Tentu saja sikap dan langkah seperti ini sangat disesalkan oleh pengamat-pengamat kebijakan termasuk golongan pemuda yang gelora mudanya pro-aktif bersuara untuk kepentingan rakyat. Karena dalam kacamata anak muda, termasuk para pengamat kebijakan, Kritik itu sendiri merupakan bagian dari pembangunan. Jangankan berpikir menurut logika manusia, ketika Tuhan Yang Maha Esa ingin menciptakan manusia dipermukaan bumi pun, Malaikat-Nya justru mempertanyakan rencana  itu dan berpandangan bahwa langkah itu justru berdampak negatif terhadap keseimbangan alam (manusia cenderung merusak-red). Akan tetapi, Tuhan justru menanggapi kritikan itu dengan bijaksana seraya memberi jaminan kepada makluk lainnya bahwa Dia lebih tahu daripada para malaikat.

Beberapa waktu yang lalu, penulis kebetulan mengikuti salah satu acara kepemudaan yang dihadiri oleh kepala daerah tertentu. Dalam satu kesempatan kepala daerah merasa kontradiktif akan hakekat pemuda sebagai bagian dari pembangunan dengan pemuda sebagai mitra kritis pembangunan. Katanya, statemen seperti ini jelas-jelas bertolak belakang oleh karena disatu sisi pemuda diminta aktif membangun tetapi disisi lain pemuda justru mengkritik pembangunan itu sendiri. Dengan demikian, secara tegas kepala daerah meminta kaum muda untuk memilik menjadi bagian dari pembangunan atau kritikus pemerintah. Jelasnya lagi, sebagai kepala daerah pilihan itu perlu agar bisa dibedakan mana kawan dan mana lawan.

Tentu saja dalam kacamata penulis, pola pikir seperti ini tidak tepat seratus persen. Karena seperti dijelaskan diatas, kritik itu sendiri sebenarya bagian dari pembangunan yang merata dan berkeadilan. Kritik lahir dalam rangka menyeimbangkan antara kebutuhan pemerintah dengan rakyat yang dipimpinnya. Bahwa dalam menyampaikan kritik terkadang melalui cara-cara yang tidak tepat maka itu adalah pilihan objektif yang dihasilkan kritikus untuk menghasilkan dua manfaat sekaligus dalam menyampaikan kritik konstruktifnya. Manfaat itu adalah, pesan diterima oleh penguasa dan masyarakat tahu perkembangan dan realita yang sedang terjadi sebenarnya.
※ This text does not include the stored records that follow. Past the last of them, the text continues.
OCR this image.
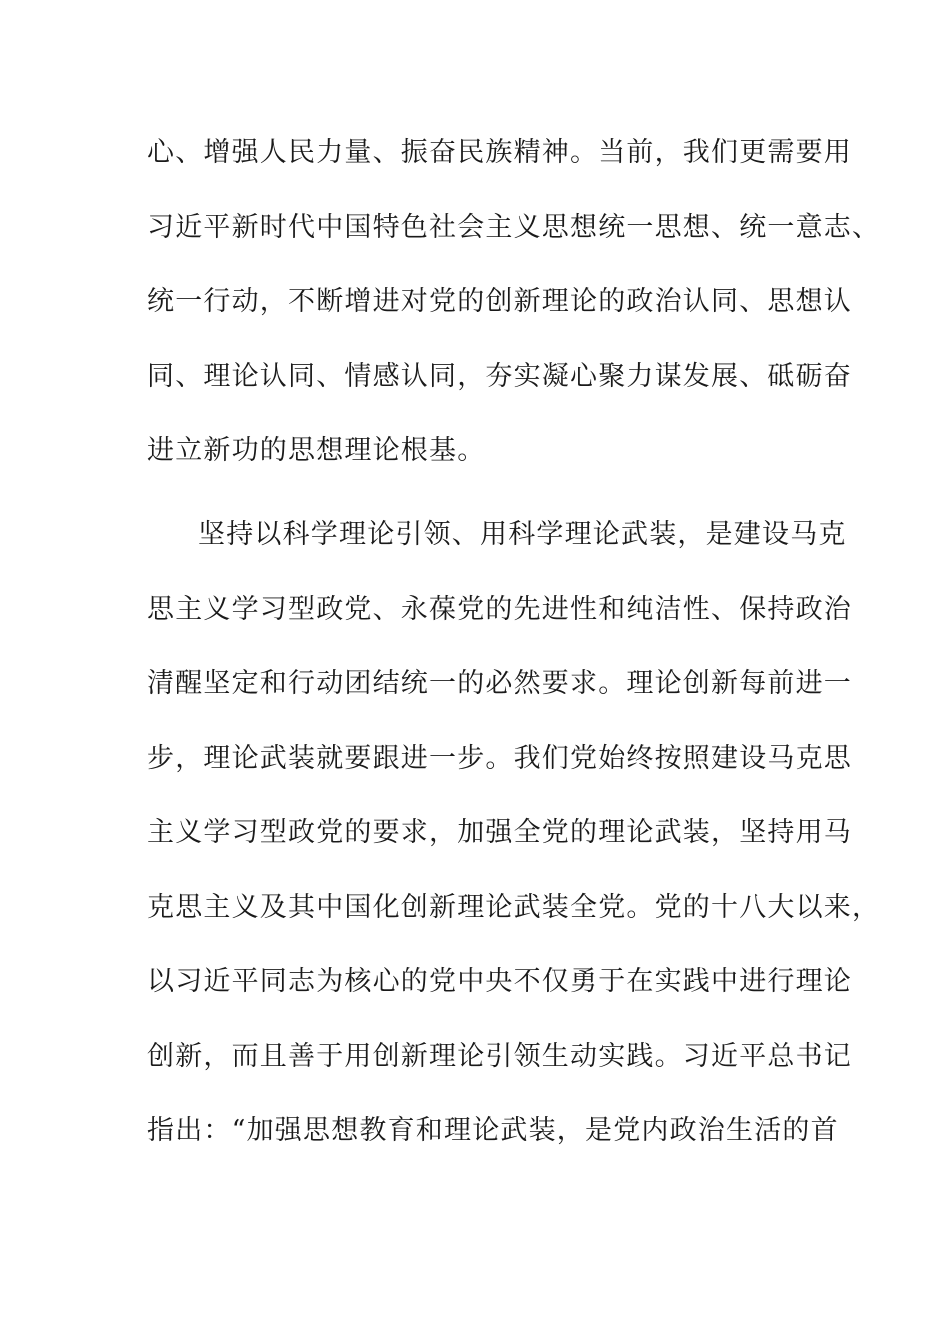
心、增强人民力量、振奋民族精神。当前，我们更需要用
习近平新时代中国特色社会主义思想统一思想、统一意志、
统一行动，不断增进对党的创新理论的政治认同、思想认
同、理论认同、情感认同，夯实凝心聚力谋发展、砥砺奋
进立新功的思想理论根基。
坚持以科学理论引领、用科学理论武装，是建设马克
思主义学习型政党、永葆党的先进性和纯洁性、保持政治
清醒坚定和行动团结统一的必然要求。理论创新每前进一
步，理论武装就要跟进一步。我们党始终按照建设马克思
主义学习型政党的要求，加强全党的理论武装，坚持用马
克思主义及其中国化创新理论武装全党。党的十八大以来，
以习近平同志为核心的党中央不仅勇于在实践中进行理论
创新，而且善于用创新理论引领生动实践。习近平总书记
指出：“加强思想教育和理论武装，是党内政治生活的首
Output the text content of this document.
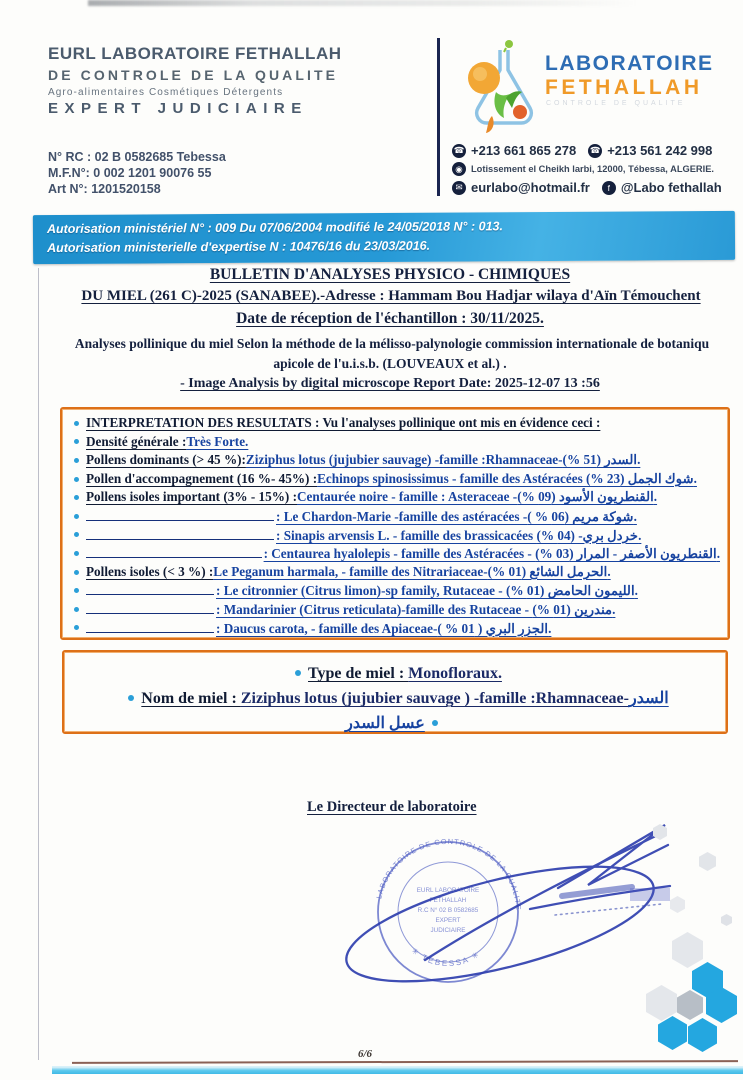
EURL LABORATOIRE FETHALLAH
DE CONTROLE DE LA QUALITE
Agro-alimentaires Cosmétiques Détergents
EXPERT JUDICIAIRE
N° RC : 02 B 0582685 Tebessa
M.F.N°: 0 002 1201 90076 55
Art N°: 1201520158
LABORATOIRE
FETHALLAH
CONTROLE DE QUALITE
☎ +213 661 865 278 ☎ +213 561 242 998
◉ Lotissement el Cheikh larbi, 12000, Tébessa, ALGERIE.
✉ eurlabo@hotmail.fr	f @Labo fethallah
Autorisation ministériel N° : 009 Du 07/06/2004 modifié le 24/05/2018 N° : 013.
Autorisation ministerielle d'expertise N : 10476/16 du 23/03/2016.
BULLETIN D'ANALYSES PHYSICO - CHIMIQUES
DU MIEL (261 C)-2025 (SANABEE).-Adresse : Hammam Bou Hadjar wilaya d'Aïn Témouchent
Date de réception de l'échantillon : 30/11/2025.
Analyses pollinique du miel Selon la méthode de la mélisso-palynologie commission internationale de botaniqu
apicole de l'u.i.s.b. (LOUVEAUX et al.) .
- Image Analysis by digital microscope Report Date: 2025-12-07 13 :56
INTERPRETATION DES RESULTATS : Vu l'analyses pollinique ont mis en évidence ceci :
Densité générale : Très Forte.
Pollens dominants (> 45 %): Ziziphus lotus (jujubier sauvage) -famille :Rhamnaceae-السدر (51 %).
Pollen d'accompagnement (16 %- 45%) : Echinops spinosissimus - famille des Astéracées شوك الجمل (23 %).
Pollens isoles important (3% - 15%) : Centaurée noire - famille : Asteraceae -القنطريون الأسود (09 %).
: Le Chardon-Marie -famille des astéracées -شوكة مريم (06 % ).
: Sinapis arvensis L. - famille des brassicacées خردل بري- (04 %).
: Centaurea hyalolepis - famille des Astéracées - القنطريون الأصفر - المرار (03 %).
Pollens isoles (< 3 %) : Le Peganum harmala, - famille des Nitrariaceae-الحرمل الشائع (01 %).
: Le citronnier (Citrus limon)-sp family, Rutaceae - الليمون الحامض (01 %).
: Mandarinier (Citrus reticulata)-famille des Rutaceae - مندرين (01 %).
: Daucus carota, - famille des Apiaceae-الجزر البري ( 01 % ).
Type de miel : Monofloraux.
Nom de miel : Ziziphus lotus (jujubier sauvage ) -famille :Rhamnaceae-السدر
عسل السدر
Le Directeur de laboratoire
LABORATOIRE DE CONTROLE DE LA QUALITE
✳ TEBESSA ✳
EURL LABORATOIRE
FETHALLAH
R.C N° 02 B 0582685
EXPERT
JUDICIAIRE
6/6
Sejatinya adalah, kepala daerah membuka diri terhadap kritik apa pun dan atas kepentingan apa pun juga. Sama halnya dengan setiap kepala daerah berhak pula untuk menjawab atau tidak sebuah kritik yang sedang dilontarkan. Akan tetapi sebuah kata bijak sepertinya perlu kita pahhami bersama bahwa “Jika anda dikritik golongan tertentu maka saat itu sebenarnya anda sedang diajari untuk saling menghargai”. Oleh karena itulah, berpikir bersama tentu lebih baik dari pasda berpikir sendiri. Sama halnya dengan bekerja bersama tentu akan lebih baik dari pada bekerja sendiri.

Penguasa baik pusat maupun hingga kedaerah, tidak perlu takut yang berujung Fobia terhadap kritikkan dari elemen masyarakat manapun. Dan penguasa juga tidak perlu mengajak, mendorong atau memobilisasi golongan tertentu untuk menentukan pilihan tertentu pula seperti yang terjadi disenayan, apakah mau menjadi bagian koalisi ataukah oposisi. Karena, kekuasaan yang tanpa kritik cenderung korup. Oleh karena, saya, anda dan kita semua telah bersepakat kalau pembangunan harus berjalan merata dan berkeadilan, untuk itu kita perlu kritik konstuktif guna memagari setiap kebijakan yang pro terhadap pembangunan dan anti terhadap kesewenang-wenangan. Semoga.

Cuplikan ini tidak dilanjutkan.